ORANGE COUNTY, CA—Office properties up for sale in Orange County are so scarce that investors are looking beyond their “comfort zones” in order to purchase assets. According to a mid-second-quarter report from Voit Real Estate Services, “investors are now reaching beyond the best submarkets to pluck up anything with a pulse.”
Jerry Holdner, VP of market research for Voit, tells GlobeSt.com, “There are so few class-A assets out there at the moment for sale and a lot of investors are looking for buildings. In Orange County, they like to buy class-A office assets, which are mostly in the Irvine submarkets, but now they’re looking in North County, West County and different parts of the market where they typically haven’t looked before.
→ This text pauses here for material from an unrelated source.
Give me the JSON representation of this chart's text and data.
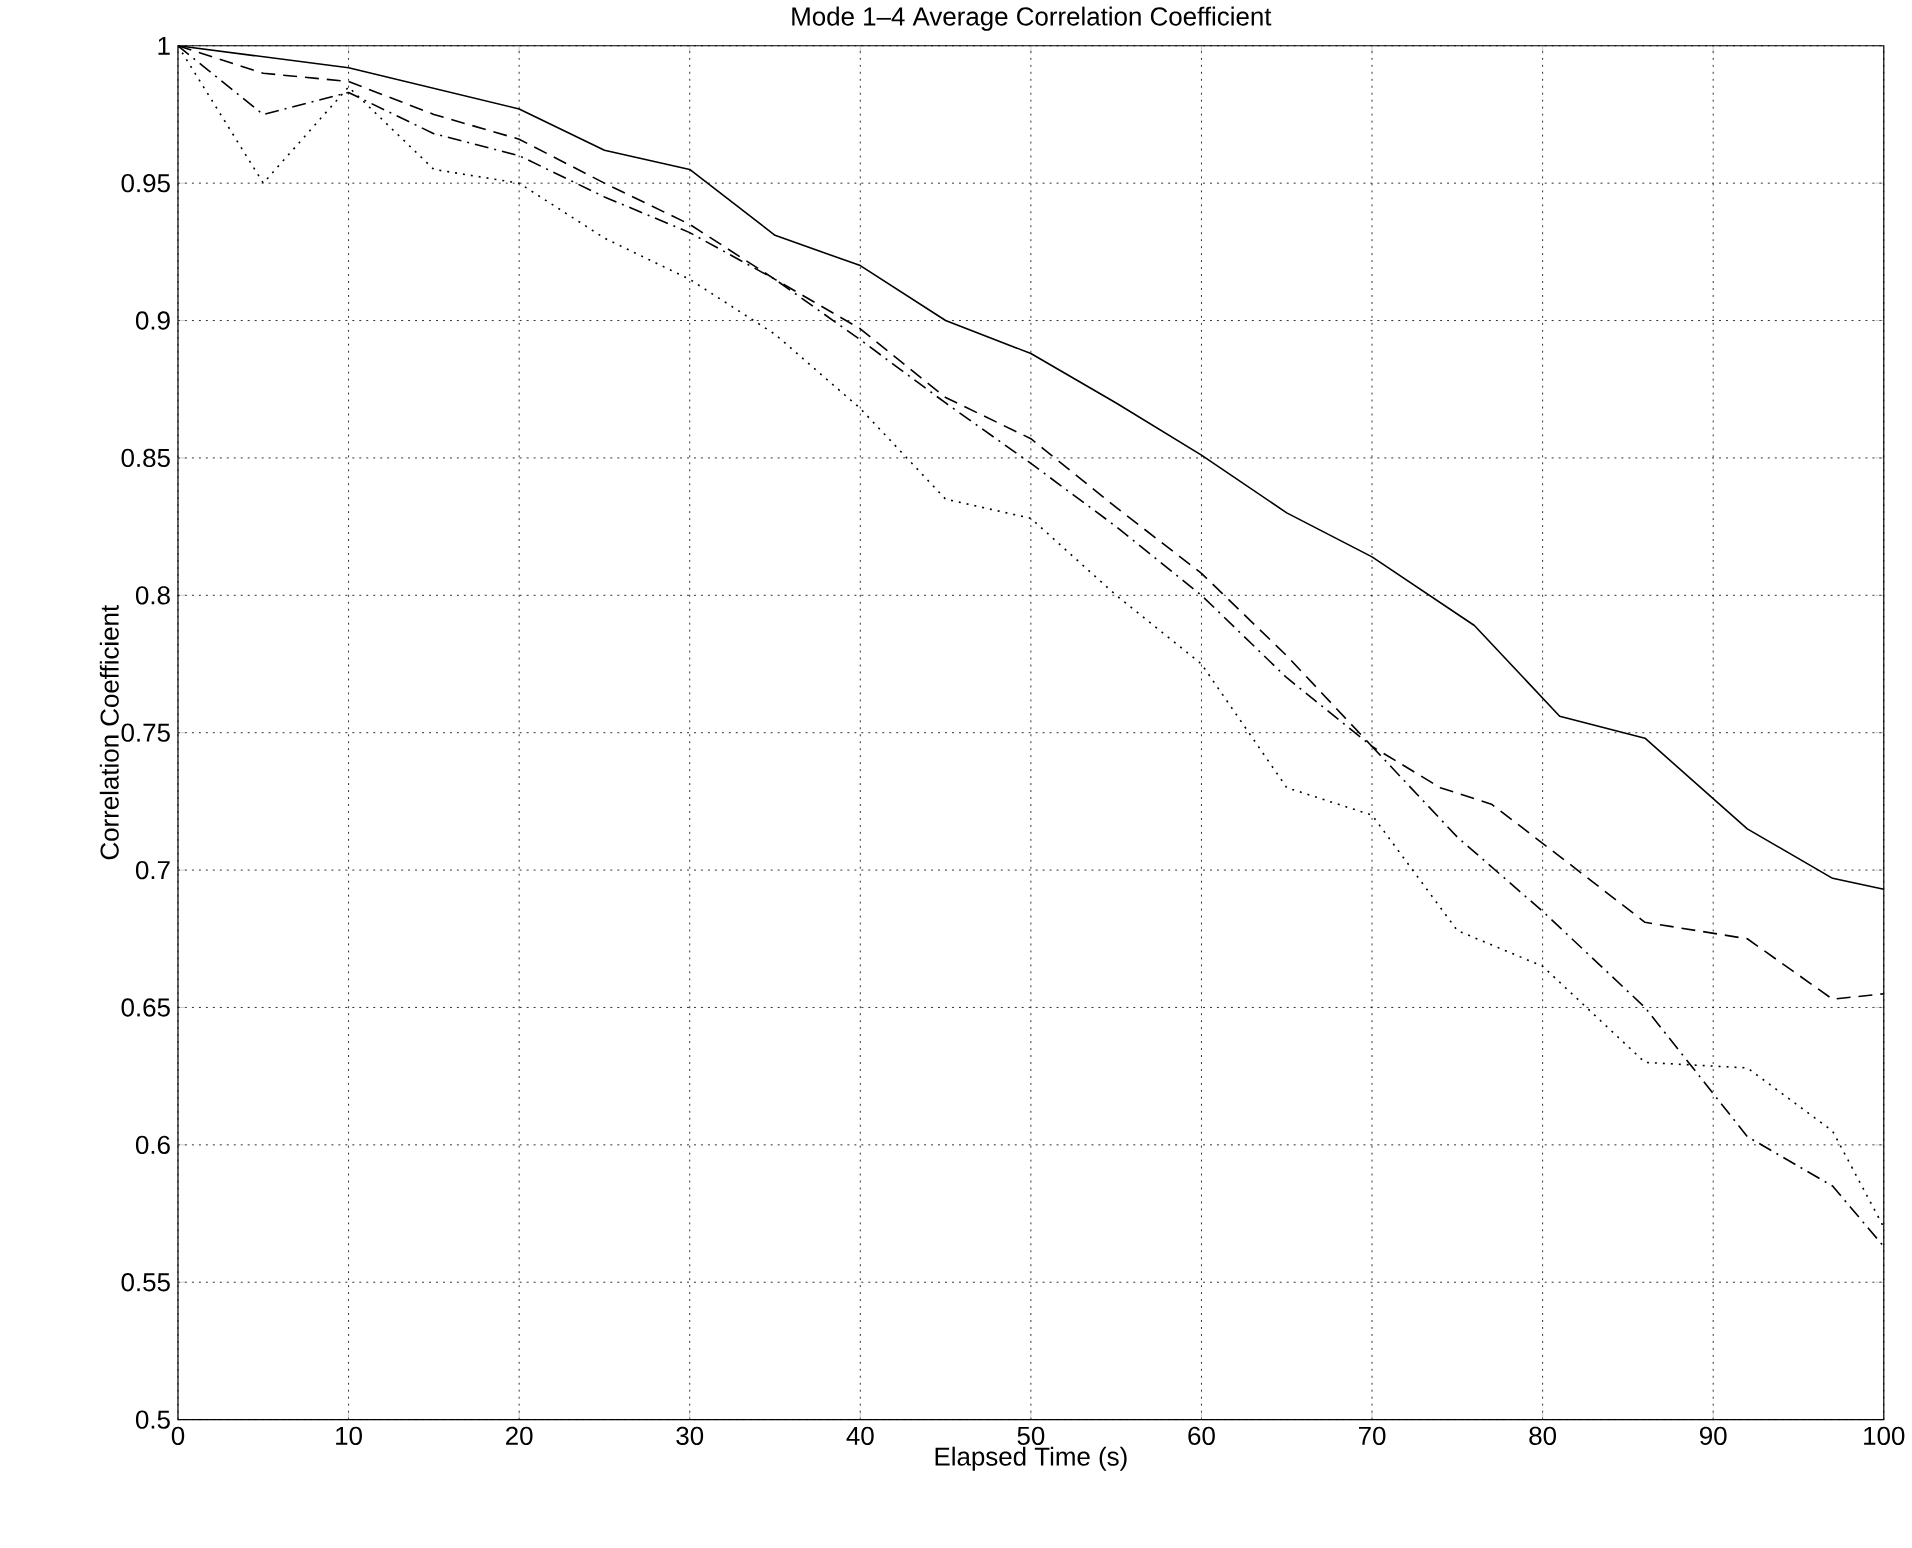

They’re extending their geographical reach.”
Investors are not only going outside of their geographical comfort zone, but also outside of their asset class, Holdner adds. “Some investors are looking at the class-B stuff, which is not always a good play for every investor.”
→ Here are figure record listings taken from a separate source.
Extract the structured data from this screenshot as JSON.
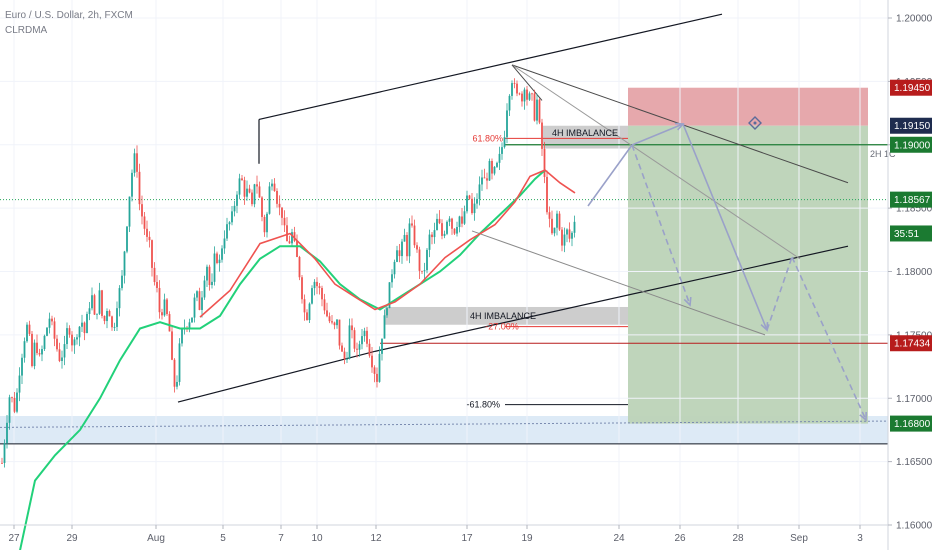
{
  "header": {
    "symbol": "Euro / U.S. Dollar, 2h, FXCM",
    "indicator": "CLRDMA"
  },
  "colors": {
    "up": "#26a69a",
    "down": "#ef5350",
    "ma_fast": "#ef5350",
    "ma_slow": "#22d17a",
    "green_tag": "#1b7a31",
    "red_tag": "#b71c1c",
    "navy_tag": "#1e2c4f",
    "stop_zone": "#e2999e",
    "target_zone": "#bcd3b7",
    "support_zone": "#cfe1f2",
    "projection": "#9aa1c9"
  },
  "chart_data": {
    "type": "candlestick",
    "price_axis": {
      "min": 1.16,
      "max": 1.2,
      "ticks": [
        "1.20000",
        "1.19500",
        "1.19000",
        "1.18500",
        "1.18000",
        "1.17500",
        "1.17000",
        "1.16500",
        "1.16000"
      ]
    },
    "time_axis": {
      "ticks": [
        "27",
        "29",
        "Aug",
        "5",
        "7",
        "10",
        "12",
        "17",
        "19",
        "24",
        "26",
        "28",
        "Sep",
        "3"
      ]
    },
    "candle_path": [
      [
        0,
        1.1635
      ],
      [
        5,
        1.167
      ],
      [
        10,
        1.1705
      ],
      [
        15,
        1.169
      ],
      [
        20,
        1.1725
      ],
      [
        25,
        1.175
      ],
      [
        28,
        1.176
      ],
      [
        32,
        1.1725
      ],
      [
        35,
        1.1745
      ],
      [
        40,
        1.173
      ],
      [
        45,
        1.175
      ],
      [
        50,
        1.1765
      ],
      [
        55,
        1.1745
      ],
      [
        60,
        1.173
      ],
      [
        65,
        1.174
      ],
      [
        68,
        1.176
      ],
      [
        73,
        1.174
      ],
      [
        78,
        1.1755
      ],
      [
        82,
        1.176
      ],
      [
        85,
        1.175
      ],
      [
        88,
        1.177
      ],
      [
        92,
        1.178
      ],
      [
        95,
        1.176
      ],
      [
        100,
        1.1785
      ],
      [
        103,
        1.1755
      ],
      [
        108,
        1.1775
      ],
      [
        113,
        1.175
      ],
      [
        117,
        1.1775
      ],
      [
        122,
        1.1795
      ],
      [
        126,
        1.183
      ],
      [
        130,
        1.1865
      ],
      [
        133,
        1.1885
      ],
      [
        136,
        1.1895
      ],
      [
        139,
        1.1855
      ],
      [
        143,
        1.184
      ],
      [
        147,
        1.1825
      ],
      [
        150,
        1.182
      ],
      [
        153,
        1.1795
      ],
      [
        157,
        1.1785
      ],
      [
        160,
        1.1765
      ],
      [
        165,
        1.1775
      ],
      [
        170,
        1.175
      ],
      [
        173,
        1.1715
      ],
      [
        176,
        1.1705
      ],
      [
        180,
        1.1745
      ],
      [
        183,
        1.1755
      ],
      [
        188,
        1.176
      ],
      [
        192,
        1.1765
      ],
      [
        196,
        1.1785
      ],
      [
        200,
        1.177
      ],
      [
        204,
        1.1795
      ],
      [
        207,
        1.1805
      ],
      [
        211,
        1.178
      ],
      [
        215,
        1.1815
      ],
      [
        219,
        1.1805
      ],
      [
        223,
        1.1825
      ],
      [
        227,
        1.1835
      ],
      [
        231,
        1.184
      ],
      [
        235,
        1.1855
      ],
      [
        238,
        1.1868
      ],
      [
        241,
        1.1875
      ],
      [
        245,
        1.186
      ],
      [
        248,
        1.1865
      ],
      [
        252,
        1.185
      ],
      [
        255,
        1.1875
      ],
      [
        258,
        1.1865
      ],
      [
        261,
        1.185
      ],
      [
        264,
        1.183
      ],
      [
        267,
        1.1845
      ],
      [
        270,
        1.187
      ],
      [
        273,
        1.1875
      ],
      [
        276,
        1.186
      ],
      [
        279,
        1.185
      ],
      [
        282,
        1.1845
      ],
      [
        285,
        1.183
      ],
      [
        288,
        1.182
      ],
      [
        292,
        1.183
      ],
      [
        296,
        1.1815
      ],
      [
        300,
        1.1795
      ],
      [
        303,
        1.1775
      ],
      [
        306,
        1.176
      ],
      [
        310,
        1.178
      ],
      [
        313,
        1.1795
      ],
      [
        316,
        1.179
      ],
      [
        320,
        1.1785
      ],
      [
        323,
        1.1775
      ],
      [
        327,
        1.1765
      ],
      [
        330,
        1.176
      ],
      [
        334,
        1.1755
      ],
      [
        337,
        1.176
      ],
      [
        340,
        1.174
      ],
      [
        344,
        1.173
      ],
      [
        347,
        1.1735
      ],
      [
        350,
        1.176
      ],
      [
        353,
        1.1745
      ],
      [
        357,
        1.1735
      ],
      [
        360,
        1.1745
      ],
      [
        363,
        1.1755
      ],
      [
        366,
        1.175
      ],
      [
        370,
        1.1735
      ],
      [
        373,
        1.1725
      ],
      [
        377,
        1.1715
      ],
      [
        380,
        1.174
      ],
      [
        383,
        1.1755
      ],
      [
        386,
        1.177
      ],
      [
        390,
        1.179
      ],
      [
        393,
        1.1805
      ],
      [
        397,
        1.182
      ],
      [
        400,
        1.181
      ],
      [
        404,
        1.183
      ],
      [
        407,
        1.1815
      ],
      [
        410,
        1.184
      ],
      [
        414,
        1.1825
      ],
      [
        417,
        1.1815
      ],
      [
        420,
        1.18
      ],
      [
        423,
        1.1795
      ],
      [
        427,
        1.1815
      ],
      [
        430,
        1.183
      ],
      [
        433,
        1.1825
      ],
      [
        437,
        1.184
      ],
      [
        440,
        1.1835
      ],
      [
        443,
        1.1825
      ],
      [
        446,
        1.184
      ],
      [
        450,
        1.1845
      ],
      [
        453,
        1.183
      ],
      [
        456,
        1.1835
      ],
      [
        459,
        1.1845
      ],
      [
        462,
        1.1835
      ],
      [
        466,
        1.1855
      ],
      [
        469,
        1.186
      ],
      [
        472,
        1.1845
      ],
      [
        476,
        1.1855
      ],
      [
        479,
        1.1865
      ],
      [
        482,
        1.1875
      ],
      [
        486,
        1.187
      ],
      [
        489,
        1.1885
      ],
      [
        492,
        1.1875
      ],
      [
        495,
        1.188
      ],
      [
        498,
        1.1885
      ],
      [
        501,
        1.1895
      ],
      [
        504,
        1.1905
      ],
      [
        507,
        1.193
      ],
      [
        510,
        1.1945
      ],
      [
        513,
        1.1955
      ],
      [
        516,
        1.1935
      ],
      [
        519,
        1.1945
      ],
      [
        522,
        1.1935
      ],
      [
        525,
        1.195
      ],
      [
        528,
        1.193
      ],
      [
        531,
        1.1945
      ],
      [
        534,
        1.192
      ],
      [
        537,
        1.1935
      ],
      [
        540,
        1.191
      ],
      [
        543,
        1.189
      ],
      [
        546,
        1.1855
      ],
      [
        549,
        1.184
      ],
      [
        553,
        1.1825
      ],
      [
        557,
        1.1845
      ],
      [
        560,
        1.183
      ],
      [
        563,
        1.182
      ],
      [
        566,
        1.1835
      ],
      [
        569,
        1.1825
      ],
      [
        572,
        1.183
      ],
      [
        575,
        1.1843
      ]
    ],
    "ma_fast": [
      [
        200,
        1.1764
      ],
      [
        230,
        1.1785
      ],
      [
        260,
        1.1822
      ],
      [
        290,
        1.183
      ],
      [
        315,
        1.181
      ],
      [
        335,
        1.179
      ],
      [
        355,
        1.178
      ],
      [
        375,
        1.177
      ],
      [
        395,
        1.1776
      ],
      [
        420,
        1.179
      ],
      [
        445,
        1.1811
      ],
      [
        470,
        1.1825
      ],
      [
        495,
        1.1837
      ],
      [
        515,
        1.1855
      ],
      [
        530,
        1.1875
      ],
      [
        545,
        1.188
      ],
      [
        560,
        1.187
      ],
      [
        575,
        1.1862
      ]
    ],
    "ma_slow": [
      [
        20,
        1.158
      ],
      [
        35,
        1.1635
      ],
      [
        55,
        1.1655
      ],
      [
        80,
        1.1675
      ],
      [
        100,
        1.17
      ],
      [
        120,
        1.173
      ],
      [
        140,
        1.1755
      ],
      [
        160,
        1.176
      ],
      [
        180,
        1.1755
      ],
      [
        200,
        1.1755
      ],
      [
        220,
        1.1765
      ],
      [
        240,
        1.179
      ],
      [
        260,
        1.181
      ],
      [
        280,
        1.182
      ],
      [
        300,
        1.182
      ],
      [
        320,
        1.1808
      ],
      [
        340,
        1.179
      ],
      [
        360,
        1.1778
      ],
      [
        380,
        1.177
      ],
      [
        400,
        1.178
      ],
      [
        420,
        1.179
      ],
      [
        440,
        1.18
      ],
      [
        460,
        1.1813
      ],
      [
        480,
        1.183
      ],
      [
        500,
        1.1845
      ],
      [
        520,
        1.186
      ],
      [
        535,
        1.1873
      ],
      [
        545,
        1.188
      ]
    ],
    "price_labels": [
      {
        "value": "1.19450",
        "price": 1.1945,
        "color": "red"
      },
      {
        "value": "1.19150",
        "price": 1.1915,
        "color": "navy"
      },
      {
        "value": "1.19000",
        "price": 1.19,
        "color": "green"
      },
      {
        "value": "1.18567",
        "price": 1.18567,
        "color": "green"
      },
      {
        "value": "35:51",
        "price": 1.183,
        "color": "green"
      },
      {
        "value": "1.17434",
        "price": 1.17434,
        "color": "red"
      },
      {
        "value": "1.16800",
        "price": 1.168,
        "color": "green"
      }
    ],
    "annotations": {
      "imbalance_upper": "4H IMBALANCE",
      "imbalance_lower": "4H IMBALANCE",
      "fib_upper": "61.80%",
      "fib_lower": "-27.00%",
      "fib_bottom": "-61.80%",
      "side_note": "2H 1C"
    }
  }
}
In examining value-add properties, some investors are going into product types they weren’t involved with prior to the recession, says Holdner. “Industrial investors are picking up class-B product because they can’t find the industrial properties they’re looking for, and this has been a trend for the last few years. Consequently, this has helped keep cap rates low for the last few years.”
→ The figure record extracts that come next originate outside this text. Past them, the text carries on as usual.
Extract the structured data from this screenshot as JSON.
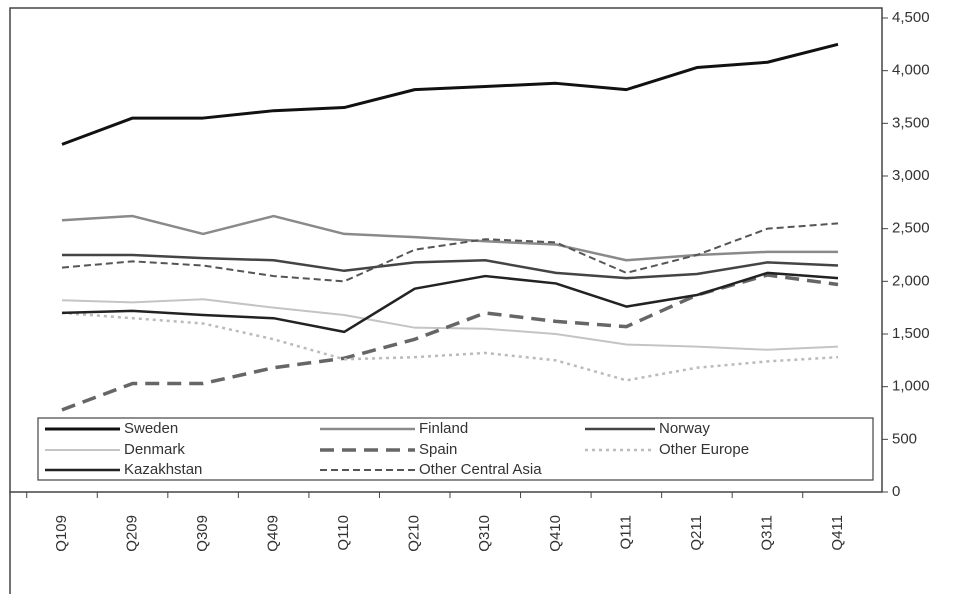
{
  "chart_data": {
    "type": "line",
    "categories": [
      "Q109",
      "Q209",
      "Q309",
      "Q409",
      "Q110",
      "Q210",
      "Q310",
      "Q410",
      "Q111",
      "Q211",
      "Q311",
      "Q411"
    ],
    "series": [
      {
        "name": "Sweden",
        "color": "#111111",
        "width": 3,
        "dash": "none",
        "values": [
          3300,
          3550,
          3550,
          3620,
          3650,
          3820,
          3850,
          3880,
          3820,
          4030,
          4080,
          4250
        ]
      },
      {
        "name": "Finland",
        "color": "#8a8a8a",
        "width": 2.5,
        "dash": "none",
        "values": [
          2580,
          2620,
          2450,
          2620,
          2450,
          2420,
          2380,
          2350,
          2200,
          2250,
          2280,
          2280
        ]
      },
      {
        "name": "Norway",
        "color": "#444444",
        "width": 2.5,
        "dash": "none",
        "values": [
          2250,
          2250,
          2220,
          2200,
          2100,
          2180,
          2200,
          2080,
          2030,
          2070,
          2180,
          2150
        ]
      },
      {
        "name": "Denmark",
        "color": "#c4c4c4",
        "width": 2,
        "dash": "none",
        "values": [
          1820,
          1800,
          1830,
          1750,
          1680,
          1560,
          1550,
          1500,
          1400,
          1380,
          1350,
          1380
        ]
      },
      {
        "name": "Spain",
        "color": "#666666",
        "width": 3.5,
        "dash": "14 8",
        "values": [
          780,
          1030,
          1030,
          1180,
          1270,
          1450,
          1700,
          1620,
          1570,
          1870,
          2060,
          1970
        ]
      },
      {
        "name": "Other Europe",
        "color": "#bbbbbb",
        "width": 2.5,
        "dash": "3 4",
        "values": [
          1700,
          1650,
          1600,
          1450,
          1260,
          1280,
          1320,
          1250,
          1060,
          1180,
          1240,
          1280
        ]
      },
      {
        "name": "Kazakhstan",
        "color": "#222222",
        "width": 2.5,
        "dash": "none",
        "values": [
          1700,
          1720,
          1680,
          1650,
          1520,
          1930,
          2050,
          1980,
          1760,
          1870,
          2080,
          2030
        ]
      },
      {
        "name": "Other Central Asia",
        "color": "#555555",
        "width": 2,
        "dash": "7 4",
        "values": [
          2130,
          2190,
          2150,
          2050,
          2000,
          2300,
          2400,
          2370,
          2080,
          2250,
          2500,
          2550
        ]
      }
    ],
    "ylim": [
      0,
      4500
    ],
    "yticks": [
      0,
      500,
      {
        "value": 1000,
        "label": "1,000"
      },
      {
        "value": 1500,
        "label": "1,500"
      },
      {
        "value": 2000,
        "label": "2,000"
      },
      {
        "value": 2500,
        "label": "2,500"
      },
      {
        "value": 3000,
        "label": "3,000"
      },
      {
        "value": 3500,
        "label": "3,500"
      },
      {
        "value": 4000,
        "label": "4,000"
      },
      {
        "value": 4500,
        "label": "4,500"
      }
    ],
    "legend": "lower left",
    "grid": false
  }
}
The report also indicates that median sales prices are rising, and Holdner says this is due to lack of supply. Sales volume for office product rose at the end of 2013 with 27 trades in Q4, but the number dropped to 10 trades for the first quarter of 2014 and only eight by mid-second-quarter.
Occasionally, a large office trade does happen in this county. As GlobeSt.com reported last week, a partnership between Lincoln Property Co. and GEM Realty Capital has sold One Pacific Plaza, a three-building, class-A trophy office property in Huntington Beach, for $93.6 million, or $244 per square foot, to Prudential Real Estate Investors. The property, which includes a 12-story main tower and two six-story mid-rise buildings for a total of 384,303 rentable square feet, has flexible floor plates that allow for single- or multiple-tenant configurations and a parking ratio of 4.2 spaces per 1,000 square feet.
Meanwhile, the industrial market here has even fewer trade opportunities to offer than the office market. Holdner says vacancies are down around 4%, the lowest point since Q4 ’07. The fourth quarter of ’06 saw an industrial vacancy rate of 3.4%, which is the lowest it’s ever been, he says.
But drastically low vacancy rates are not spurring industrial development—nothing is currently under construction. “A lot of developers are waiting for rents to creep up and for land prices to be right. Land is going up at a faster rate now.”